The algorithm based on the optimization models (Aref and Neal "Detecting Coalitions by Optimally Partitioning Signed Networks of Political Collaboration" 2020 Scientific Reports) for computing the frustration index in relatively dense signed networks.
This algorithm is designed in Python 3.7 based on the models for computing the exact value of frustration index discussed in Aref and Neal (2020).
Linear programming (continuous) and binary linear (discrete) programming models for lower-bounding and computing the frustration index of relatively dense signed graphs - Jupyter code written by Samin Aref in 2018
Creative common license: Attribution-NonCommercial-ShareAlike 4.0 International (CC BY-NC-SA 4.0)
Using this code for non-commercial purposes is permitted to all given that the three following publications are cited:
-
Aref, S, Mason, AJ, Wilson, MC. A modeling and computational study of the frustration index in signed networks. Networks. 2020; 75: 95– 110. url: https://doi.org/10.1002/net.21907
-
Aref, S., Mason, A. J., and Wilson, M. C., Computing the line index of balance using integer programming optimisation. In Optimization Problems in Graph Theory, B. Goldengorin, Ed. Springer, 2018, pp. 65-84. url: https://doi.org/10.1007/978-3-319-94830-0_3
-
Aref, S., and Neal, Z., Detecting Coalitions by Optimally Partitioning Signed Networks of Political Collaboration. Scientific Reports (2020). url: https://www.nature.com/articles/s41598-020-58471-z.
Related datasets:
Aref, S., Signed networks from sociology and political science, systems biology, international relations, finance, and computational chemistry. Figshare research data repository (2017). http://doi.org/10.6084/m9.figshare.5700832.v2.
Neal, Z., A Sign of the Times. Figshare research data repository (2019). http://doi.org/10.6084/m9.figshare.8096429.v1.
The following steps outline the process for installing the required software on your computer to be able to run the code:
1-Download and install Anaconda (Python 3.7 version) which allows you to run a Jupyter code. It can be downloaded from https://www.anaconda.com/distribution/. Note that you must select your operating system first and download the corresponding installer.
2-Register for an account on https://www.gurobi.com/registration-general-reg/ to get a free academic license for using Gurobi. Note that Gurobi is a commercial software, but it can be registered with a free academic license if the user is affiliated with a recognized degree-granting academic institution. This involves creating an account on Gurobi website to be able to request a free academic license in step 5.

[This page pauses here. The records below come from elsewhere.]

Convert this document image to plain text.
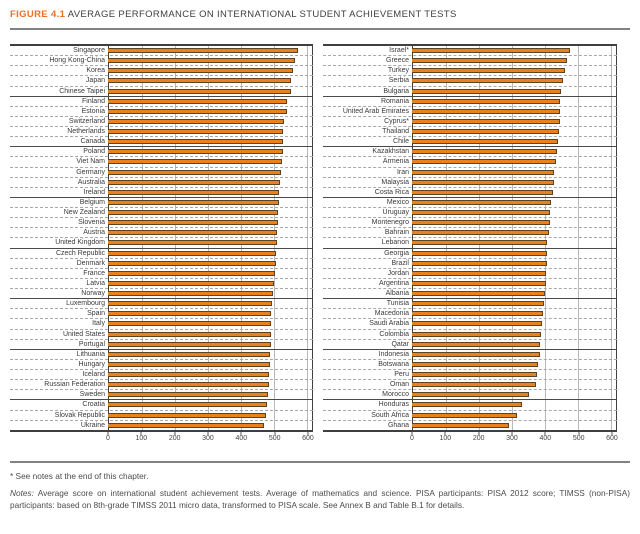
FIGURE 4.1 AVERAGE PERFORMANCE ON INTERNATIONAL STUDENT ACHIEVEMENT TESTS
Singapore
Hong Kong-China
Korea
Japan
Chinese Taipei
Finland
Estonia
Switzerland
Netherlands
Canada
Poland
Viet Nam
Germany
Australia
Ireland
Belgium
New Zealand
Slovenia
Austria
United Kingdom
Czech Republic
Denmark
France
Latvia
Norway
Luxembourg
Spain
Italy
United States
Portugal
Lithuania
Hungary
Iceland
Russian Federation
Sweden
Croatia
Slovak Republic
Ukraine
0	100	200	300	400	500	600
Israel*
Greece
Turkey
Serbia
Bulgaria
Romania
United Arab Emirates
Cyprus*
Thailand
Chile
Kazakhstan
Armenia
Iran
Malaysia
Costa Rica
Mexico
Uruguay
Montenegro
Bahrain
Lebanon
Georgia
Brazil
Jordan
Argentina
Albania
Tunisia
Macedonia
Saudi Arabia
Colombia
Qatar
Indonesia
Botswana
Peru
Oman
Morocco
Honduras
South Africa
Ghana
0	100	200	300	400	500	600
* See notes at the end of this chapter.

Notes: Average score on international student achievement tests. Average of mathematics and science. PISA participants: PISA 2012 score; TIMSS (non-PISA) participants: based on 8th-grade TIMSS 2011 micro data, transformed to PISA scale. See Annex B and Table B.1 for details.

3-Download and install Gurobi Optimizer (Latest version recommended) which can be downloaded from https://www.gurobi.com/downloads/gurobi-optimizer-eula/ after reading and agreeing to Gurobi's End User License Agreement.
4-Install Gurobi into Anaconda. You do this by first adding the Gurobi channel to your Anaconda channels and then installing the Gurobi package from this channel.
From a terminal window issue the following command to add the Gurobi channel to your default search list
conda config --add channels http://conda.anaconda.org/gurobi
Now issue the following command to install the Gurobi package
conda install gurobi
5-Request an academic license from https://www.gurobi.com/downloads/end-user-license-agreement-academic/ and install the license on your computer following the instructions given on Gurobi license page.
Completing these steps is explained in the following links (for version 9.0):
for windows https://www.gurobi.com/documentation/9.0/quickstart_windows/ins_the_anaconda_python_di.html
for Linux https://www.gurobi.com/documentation/9.0/quickstart_linux/ins_the_anaconda_python_di.html
for Mac OSX https://www.gurobi.com/documentation/9.0/quickstart_mac/ins_the_anaconda_python_di.html
After following the instructions above, open Jupyter Notebook which takes you to an environment (a new tab on your browser pops up on your screen) where you can open the main code (which is a file with .ipynb extension).